Be ready when new competition comes. One of the great benefits of being an isolated island with a small population is that Australian industries are going to have plenty of warning before foreign disruptive technology comes to Australia. To avoid being caught out, real estate agencies across Australia should be closely monitoring what happens in overseas real estate markets.
Work With Your Competitors To Shut Out New Entrants To The Market
Collaboration is the key to success in a fast changing world. Two of the three consumer problems solved by ride sharing apps (knowing where your taxi is, and seamless electronic payment), could easily have been solved if the Taxi industry worked together and developed one Taxi hailing app used by the entire Taxi industry. It’s still something that the incumbent taxi industry in Australia cannot agree on.
Your future competitor is not the local LJ Hooker, Ray White or independent agency down the road. It’s a group of kids with laptops working out of a garage somewhere in the world.

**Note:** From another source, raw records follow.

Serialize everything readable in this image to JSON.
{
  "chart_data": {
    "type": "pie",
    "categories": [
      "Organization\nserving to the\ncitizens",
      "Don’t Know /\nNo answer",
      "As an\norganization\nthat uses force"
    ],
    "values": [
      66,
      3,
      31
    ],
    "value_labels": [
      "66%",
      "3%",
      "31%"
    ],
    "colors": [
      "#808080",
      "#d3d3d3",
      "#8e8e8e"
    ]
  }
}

Working together to solve problems, to give customers a better experience is the only way to protect the future of the incumbent real estate industry. Just a few examples of fundamental issues that could be solved if the entire industry was to work together include:
- Agreeing on one industry standard for electronic documents, to improve efficiencies in every agency in Australia.
- Holding to account state governments on the stupidity of having 6 different sets of state laws that govern the running of a real estate agency, which adds cost and complexity resulting in a worse consumer experience.

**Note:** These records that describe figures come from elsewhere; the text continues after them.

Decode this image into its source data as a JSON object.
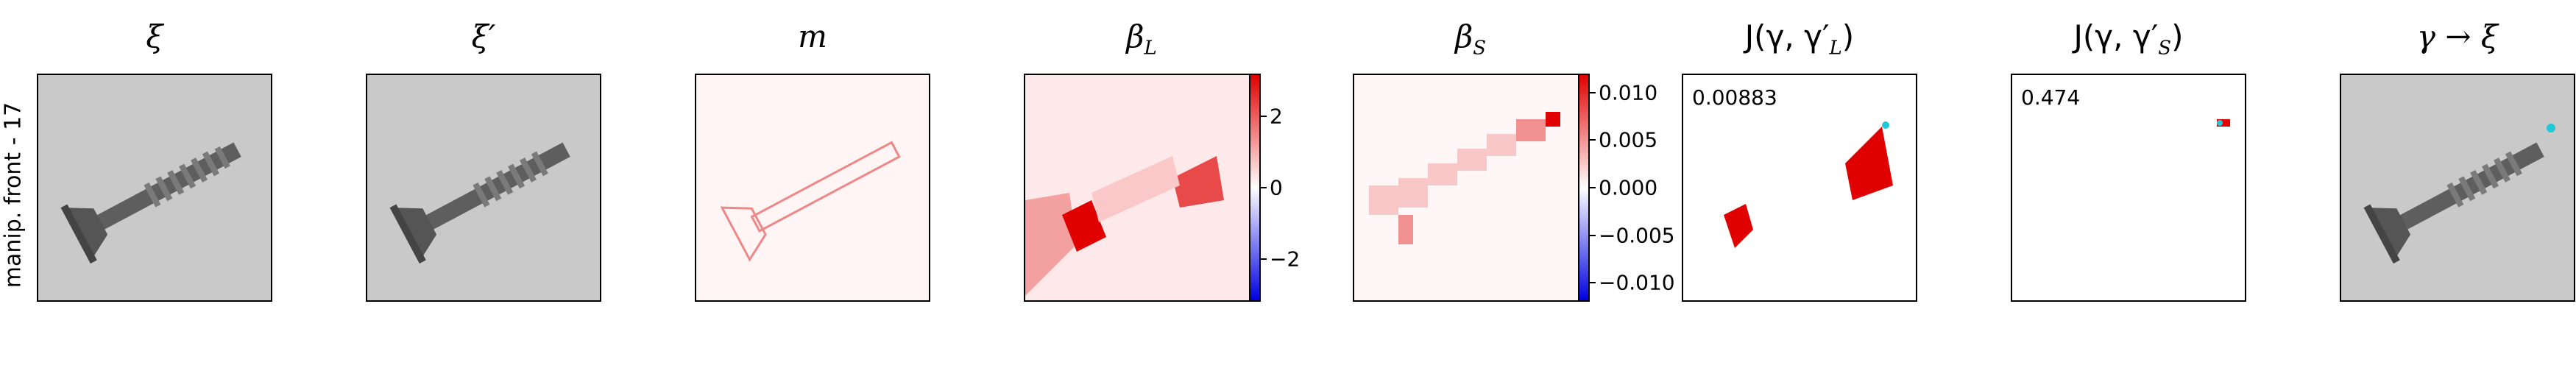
{
  "row_label": "manip. front - 17",
  "panels": [
    {
      "id": "xi",
      "title": "ξ"
    },
    {
      "id": "xi_prime",
      "title": "ξ′"
    },
    {
      "id": "m",
      "title": "m"
    },
    {
      "id": "beta_l",
      "title_base": "β",
      "title_sub": "L"
    },
    {
      "id": "beta_s",
      "title_base": "β",
      "title_sub": "S"
    },
    {
      "id": "j_l",
      "title": "J(γ, γ′",
      "title_sub": "L",
      "title_end": ")",
      "value": "0.00883"
    },
    {
      "id": "j_s",
      "title": "J(γ, γ′",
      "title_sub": "S",
      "title_end": ")",
      "value": "0.474"
    },
    {
      "id": "gamma_xi",
      "title": "γ → ξ"
    }
  ],
  "colorbars": {
    "beta_l": {
      "ticks": [
        "2",
        "0",
        "−2"
      ],
      "tick_values": [
        2,
        0,
        -2
      ],
      "range": [
        -3.2,
        3.2
      ]
    },
    "beta_s": {
      "ticks": [
        "0.010",
        "0.005",
        "0.000",
        "−0.005",
        "−0.010"
      ],
      "tick_values": [
        0.01,
        0.005,
        0,
        -0.005,
        -0.01
      ],
      "range": [
        -0.012,
        0.012
      ]
    }
  },
  "colors": {
    "red": "#e00000",
    "blue": "#0000e0",
    "cyan": "#20c8d8",
    "gray_bg": "#c8c8c8",
    "metal": "#6a6a6a"
  }
}
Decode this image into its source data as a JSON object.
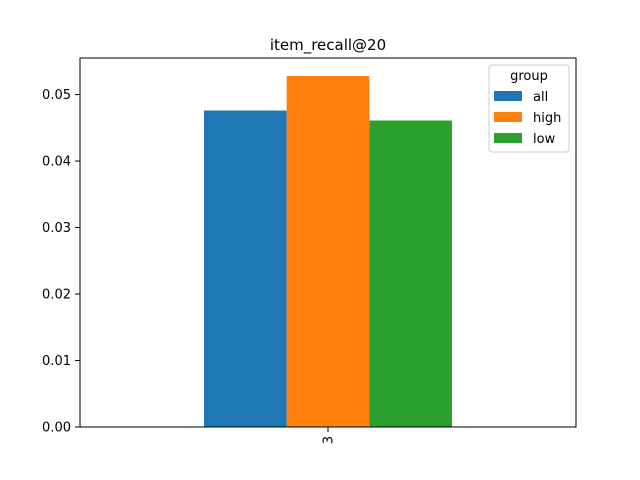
{
  "chart_data": {
    "type": "bar",
    "title": "item_recall@20",
    "xlabel": "",
    "ylabel": "",
    "categories": [
      "3"
    ],
    "x_tick_rotation": "vertical",
    "ylim": [
      0,
      0.0555
    ],
    "yticks": [
      0.0,
      0.01,
      0.02,
      0.03,
      0.04,
      0.05
    ],
    "ytick_labels": [
      "0.00",
      "0.01",
      "0.02",
      "0.03",
      "0.04",
      "0.05"
    ],
    "grid": false,
    "legend": {
      "title": "group",
      "placement": "top-right"
    },
    "series": [
      {
        "name": "all",
        "color": "#1f77b4",
        "values": [
          0.0476
        ]
      },
      {
        "name": "high",
        "color": "#ff7f0e",
        "values": [
          0.0528
        ]
      },
      {
        "name": "low",
        "color": "#2ca02c",
        "values": [
          0.0461
        ]
      }
    ]
  }
}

- Tackling the massive cost of advertising properties online in Australia.
Invest in The Disrupters
Having specialist knowledge in an industry provides enormous benefits when investing in technology that could disrupt your industry. For example, major players in the Australian taxi industry knew about the massive growth of Uber well before the average person on the street. What better way to protect your risk than to invest in the very businesses that could disrupt your current business. There would be few Taxi operators today who wouldn’t agree that investing in Uber when they first heard about it would have been a great idea.
Use your specialised knowledge to invest smartly in new opportunities.
This same strategy is employed by large corporates on a regular basis. For example, Westpac Bank (and many other Australian Corporates) have a corporate venture Capital fund that only invests in technology that could disrupt the banking industry. This same strategy on a smaller scale can be employed by the real estate industry and is the very reason PieLAB Venture Partners was formed. While PieLAB runs the only real estate technology specific investment fund in Australia, there are several venture capital funds in the US pooling the resources of real estate agency groups to use their knowledge and networks to invest at a significant advantage to the market.